The technical challenges of connecting these research infrastructures are increasingly being met by new IT solutions. Harmonisation tools—like the one developed at P3G- enhance our capacity to synthesise data. As this opens new opportunities for research and increase statistical power, these research infrastructures hold enormous potential for epidemiological research.
The issue of “access” is central to epidemiological research. Once a set of “interesting” data has been targeted, the researcher must overcome the ethical, legal and other conditions to actually access the data and samples of interest. In addition, study specific conditions (eg, access to aggregate data only) may limit the choice of methodologies to analyse synthesizable data.
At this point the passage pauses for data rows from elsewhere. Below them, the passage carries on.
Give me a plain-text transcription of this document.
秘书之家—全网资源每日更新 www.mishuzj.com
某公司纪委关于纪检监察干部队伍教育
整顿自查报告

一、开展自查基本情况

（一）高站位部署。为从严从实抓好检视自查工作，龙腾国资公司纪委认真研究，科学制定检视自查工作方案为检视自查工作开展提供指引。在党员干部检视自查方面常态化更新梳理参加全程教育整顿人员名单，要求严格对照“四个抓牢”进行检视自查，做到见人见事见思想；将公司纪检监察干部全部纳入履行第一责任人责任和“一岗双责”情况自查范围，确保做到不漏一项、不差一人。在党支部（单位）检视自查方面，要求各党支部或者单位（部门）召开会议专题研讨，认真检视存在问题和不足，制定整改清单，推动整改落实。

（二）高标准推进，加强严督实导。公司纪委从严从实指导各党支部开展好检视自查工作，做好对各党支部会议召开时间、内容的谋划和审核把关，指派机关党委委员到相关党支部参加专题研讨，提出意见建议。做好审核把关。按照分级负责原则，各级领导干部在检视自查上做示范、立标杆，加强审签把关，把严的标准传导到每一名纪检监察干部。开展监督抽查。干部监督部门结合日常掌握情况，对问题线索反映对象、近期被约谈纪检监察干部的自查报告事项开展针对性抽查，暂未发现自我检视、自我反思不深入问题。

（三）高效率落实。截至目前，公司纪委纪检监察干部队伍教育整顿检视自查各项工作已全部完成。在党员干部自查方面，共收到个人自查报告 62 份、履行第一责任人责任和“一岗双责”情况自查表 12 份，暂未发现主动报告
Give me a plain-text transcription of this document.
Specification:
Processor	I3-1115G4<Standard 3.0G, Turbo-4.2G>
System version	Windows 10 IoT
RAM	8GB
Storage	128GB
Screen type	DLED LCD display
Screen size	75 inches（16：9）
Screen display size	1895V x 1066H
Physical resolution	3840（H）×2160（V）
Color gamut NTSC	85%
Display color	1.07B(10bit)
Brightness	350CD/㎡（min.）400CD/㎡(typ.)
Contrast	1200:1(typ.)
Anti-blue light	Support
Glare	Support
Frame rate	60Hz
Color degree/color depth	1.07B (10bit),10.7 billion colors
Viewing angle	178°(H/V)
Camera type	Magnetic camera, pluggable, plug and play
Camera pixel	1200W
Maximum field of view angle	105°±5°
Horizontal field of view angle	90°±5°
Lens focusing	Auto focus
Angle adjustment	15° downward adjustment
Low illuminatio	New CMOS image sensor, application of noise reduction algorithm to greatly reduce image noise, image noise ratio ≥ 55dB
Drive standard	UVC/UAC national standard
A more “open access” culture for research data requires properly managing and accessing the massive amount of potentially sensitive information in a way that will be of optimal use for the scientific community while also ensuring proper protection and respect of participants (including their privacy and confidentiality). The “law” is often blamed for creating “undue hurdles” to international access to research data, but are we focusing on the real problem?
We will discuss some ethical, legal and social issues challenges faced by researchers who wish to access multiple research infrastructures to conduct epidemiological research. We also identify avenues of innovative solutions being proposed to meet some of these challenges.